30-4 KNN problem - Exploring Topics in Data Science - Machine Learning with K-Nearest Neighbors


In 7.4, Exploring Topics in Data Science - Machine Learning with KNN

On page 7 we have the following sklearn example, when running on my local machine I get the following error:
ValueError: Input contains NaN, infinity or a value too large for dtype('float64').

I have confirmed that there are some NaN values and would like to know what’s going on behind the curtain - did Dataquest drop or change the NaN values and not say anything??
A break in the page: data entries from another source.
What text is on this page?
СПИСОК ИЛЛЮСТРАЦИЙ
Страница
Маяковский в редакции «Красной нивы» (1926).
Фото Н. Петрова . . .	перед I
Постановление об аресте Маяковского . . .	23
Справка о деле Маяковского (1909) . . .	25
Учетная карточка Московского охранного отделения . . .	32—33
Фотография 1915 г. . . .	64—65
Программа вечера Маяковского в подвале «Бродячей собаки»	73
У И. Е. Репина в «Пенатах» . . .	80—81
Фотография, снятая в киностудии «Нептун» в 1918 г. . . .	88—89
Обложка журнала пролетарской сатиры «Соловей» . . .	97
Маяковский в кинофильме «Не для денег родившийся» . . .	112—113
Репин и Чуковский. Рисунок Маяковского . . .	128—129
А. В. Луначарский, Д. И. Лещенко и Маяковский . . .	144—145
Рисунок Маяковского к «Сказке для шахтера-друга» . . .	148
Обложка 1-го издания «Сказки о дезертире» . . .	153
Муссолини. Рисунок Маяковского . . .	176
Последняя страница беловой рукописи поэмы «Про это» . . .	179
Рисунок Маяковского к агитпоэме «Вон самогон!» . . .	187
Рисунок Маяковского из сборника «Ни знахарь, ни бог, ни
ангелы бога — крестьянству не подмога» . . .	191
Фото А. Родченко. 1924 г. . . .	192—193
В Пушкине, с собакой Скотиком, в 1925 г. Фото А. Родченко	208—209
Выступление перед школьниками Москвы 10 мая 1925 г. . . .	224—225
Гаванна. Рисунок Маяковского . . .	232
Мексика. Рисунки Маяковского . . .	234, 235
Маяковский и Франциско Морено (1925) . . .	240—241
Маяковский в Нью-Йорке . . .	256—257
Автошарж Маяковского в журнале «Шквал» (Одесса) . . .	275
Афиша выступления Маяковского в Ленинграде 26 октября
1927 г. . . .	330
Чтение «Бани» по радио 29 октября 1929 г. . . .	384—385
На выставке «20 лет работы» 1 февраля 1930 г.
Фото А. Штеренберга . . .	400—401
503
# The columns that we'll be using to make predictions
x_columns = ['age', 'g', 'gs', 'mp', 'fg', 'fga', 'fg.', 'x3p', 'x3pa', 'x3p.', 'x2p', 'x2pa', 'x2p.', 'efg.', 'ft', 'fta', 'ft.', 'orb', 'drb', 'trb', 'ast', 'stl', 'blk', 'tov', 'pf']
# The column we want to predict
y_column = ["pts"]

from sklearn.neighbors import KNeighborsRegressor
# Create the kNN model
knn = KNeighborsRegressor(n_neighbors=5)
# Fit the model on the training data
knn.fit(train[x_columns], train[y_column])
# Make predictions on the test set using the fit model
predictions = knn.predict(test[x_columns]) 
1 Like

Hey, Otto.

Yes, we’re running the following code snippet:

import pandas as pd
nba = pd.read_csv("nba_2013.csv")
nba.fillna(0, inplace=True)

I’ll bring this up with the team so we can discuss it. This mission wasn’t created with the intent of having students reproduce it perfectly in their local systems — we have guided projects for that. Sometimes we’ll want to hide certain details to focus on the intent of the mission.

On the other hand, I can definitely understand why this would be frustrating and I agree that in an ideal world this wouldn’t happen.

Thank you for bringing this up!

Hi Bruno,

Thanks for your prompt response, and I appreciate the information.

As I’ve commented with other members of the Dataquest team, I really like to run the code on my local machine because it reinforces learning - I find that I am able to remember the concepts more easily.